Un assaggio – Detenuto, di’ nome e numero. Ansel Packer, gridi. 999631. Ti rigiri sulla branda. Oggi è il giorno. Allunghi le gambe oltre il bordo del letto, sollevi il corpo dal materasso. Il conto alla rovescia spesso è la parte peggiore, ti ha detto il cappellano quando è venuto a trovarti ieri sera. Il cappellano ti guardava con una pietà severa; hai sempre ritenuto che la pietà fosse il sentimento più offensivo. La pietà è distruzione mascherata da empatia. La pietà ti mette a nudo. La pietà ti restringe. Ti rimangono undici ore e ventitré secondi. Hanno promesso che non soffrirai. Hanno promesso che non sentirai niente di niente. C’è stata una psichiatra, una volta, che ti si è seduta di fronte nella sala delle visite con un vestito fresco di bucato e occhiali costosi. Ti ha detto cose che avevi sempre sospettato e non puoi dimenticare, cose che non avresti mai voluto sentire. Per poter fare i tuoi soliti calcoli, il viso della psichiatra avrebbe dovuto darti di più: in genere così riesci a stimare il livello effettivo di tristezza e dispiacere. Ma la psichiatra era impassibile, lo era di proposito, e per questo l’hai odiata. Che cosa provi? ha chiesto. Era una domanda inutile. I sentimenti avevano così poco valore. Perciò ti sei stretto nelle spalle e hai detto la verità: Non lo so. Niente.

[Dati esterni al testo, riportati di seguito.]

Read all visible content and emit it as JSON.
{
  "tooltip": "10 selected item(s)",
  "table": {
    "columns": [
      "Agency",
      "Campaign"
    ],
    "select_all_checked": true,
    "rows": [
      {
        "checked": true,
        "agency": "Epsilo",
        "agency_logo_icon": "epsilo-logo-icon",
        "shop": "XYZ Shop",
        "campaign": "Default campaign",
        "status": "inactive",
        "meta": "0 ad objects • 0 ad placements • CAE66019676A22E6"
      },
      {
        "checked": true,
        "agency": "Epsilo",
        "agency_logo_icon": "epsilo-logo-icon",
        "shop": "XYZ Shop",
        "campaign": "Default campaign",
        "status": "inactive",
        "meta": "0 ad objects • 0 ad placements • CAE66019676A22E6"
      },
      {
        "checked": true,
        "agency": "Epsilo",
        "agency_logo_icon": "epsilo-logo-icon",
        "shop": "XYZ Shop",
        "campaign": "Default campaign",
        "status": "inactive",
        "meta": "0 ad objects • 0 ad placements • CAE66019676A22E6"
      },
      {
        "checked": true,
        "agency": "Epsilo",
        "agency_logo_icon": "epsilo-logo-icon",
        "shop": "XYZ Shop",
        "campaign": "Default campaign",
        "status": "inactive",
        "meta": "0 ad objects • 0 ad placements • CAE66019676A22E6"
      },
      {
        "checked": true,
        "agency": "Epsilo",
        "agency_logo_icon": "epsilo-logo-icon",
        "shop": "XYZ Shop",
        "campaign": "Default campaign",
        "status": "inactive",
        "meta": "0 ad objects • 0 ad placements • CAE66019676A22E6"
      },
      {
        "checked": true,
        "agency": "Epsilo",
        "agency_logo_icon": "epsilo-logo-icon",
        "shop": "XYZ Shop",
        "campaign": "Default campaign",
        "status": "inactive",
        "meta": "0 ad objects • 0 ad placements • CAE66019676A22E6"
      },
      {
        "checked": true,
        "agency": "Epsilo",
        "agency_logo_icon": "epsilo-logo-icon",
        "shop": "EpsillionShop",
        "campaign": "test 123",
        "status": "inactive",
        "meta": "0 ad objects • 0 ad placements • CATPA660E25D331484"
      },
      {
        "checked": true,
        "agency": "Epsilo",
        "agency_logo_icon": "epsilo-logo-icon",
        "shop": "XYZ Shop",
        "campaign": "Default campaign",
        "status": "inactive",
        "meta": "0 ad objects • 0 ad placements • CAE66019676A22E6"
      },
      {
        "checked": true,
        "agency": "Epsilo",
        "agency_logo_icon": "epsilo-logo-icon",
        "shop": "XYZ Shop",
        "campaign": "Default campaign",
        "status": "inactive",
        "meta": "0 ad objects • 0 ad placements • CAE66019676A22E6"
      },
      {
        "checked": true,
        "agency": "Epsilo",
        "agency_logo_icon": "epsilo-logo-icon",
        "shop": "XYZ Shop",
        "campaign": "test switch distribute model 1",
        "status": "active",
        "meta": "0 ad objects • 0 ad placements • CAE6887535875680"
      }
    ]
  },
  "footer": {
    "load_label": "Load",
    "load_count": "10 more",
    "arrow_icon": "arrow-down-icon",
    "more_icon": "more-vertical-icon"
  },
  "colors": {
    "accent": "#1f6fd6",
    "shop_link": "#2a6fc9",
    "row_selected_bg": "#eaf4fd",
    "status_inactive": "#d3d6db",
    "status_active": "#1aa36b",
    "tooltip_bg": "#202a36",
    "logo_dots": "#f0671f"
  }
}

Leggerlo perché – Non è una bella sensazione, quella che si prova quando si prende questo libro tra le mani. Continua a non esserlo mentre lo leggi. Persiste quando lo chiudi dopo averlo terminato. Di pena di morte è difficile parlare, soprattutto in un paese come il nostro. È giusto far pagare con la vita il prezzo di altre vite negate, interrotte? A questo interrogativo la nostra giustizia, la giustizia europea, ha da tempo detto in modo fermo ‘no’. Danya Kukafka si misura con questa scomoda tematica dando voce al condannato, ai suoi ricordi, alla sua anima congelata. Ricordi che sono ombre e reazioni di altre esistenze, di altre scelte, quella della madre soprattutto. E poi il dna, quello ereditato da suo padre Johnny. La letteratura è un luogo dove possono scendere in campo in modo libero e a mani nude tutte le proiezioni delle paure umane, delle fantasie, delle curiosità morbose, dell’attrazione per la cronaca. A lungo sono esistite forme di censura preventiva, quella che impone all’autore di non affrontare tematiche scomode, politicamente scorrette, inopportune. Per fortuna ci sono scrittori coraggiosi che hanno la forza di mettere su carta tematiche che creano disagio: sono quelle che permettono ad un dibattito o anche solo a una riflessione personale di prendere vita.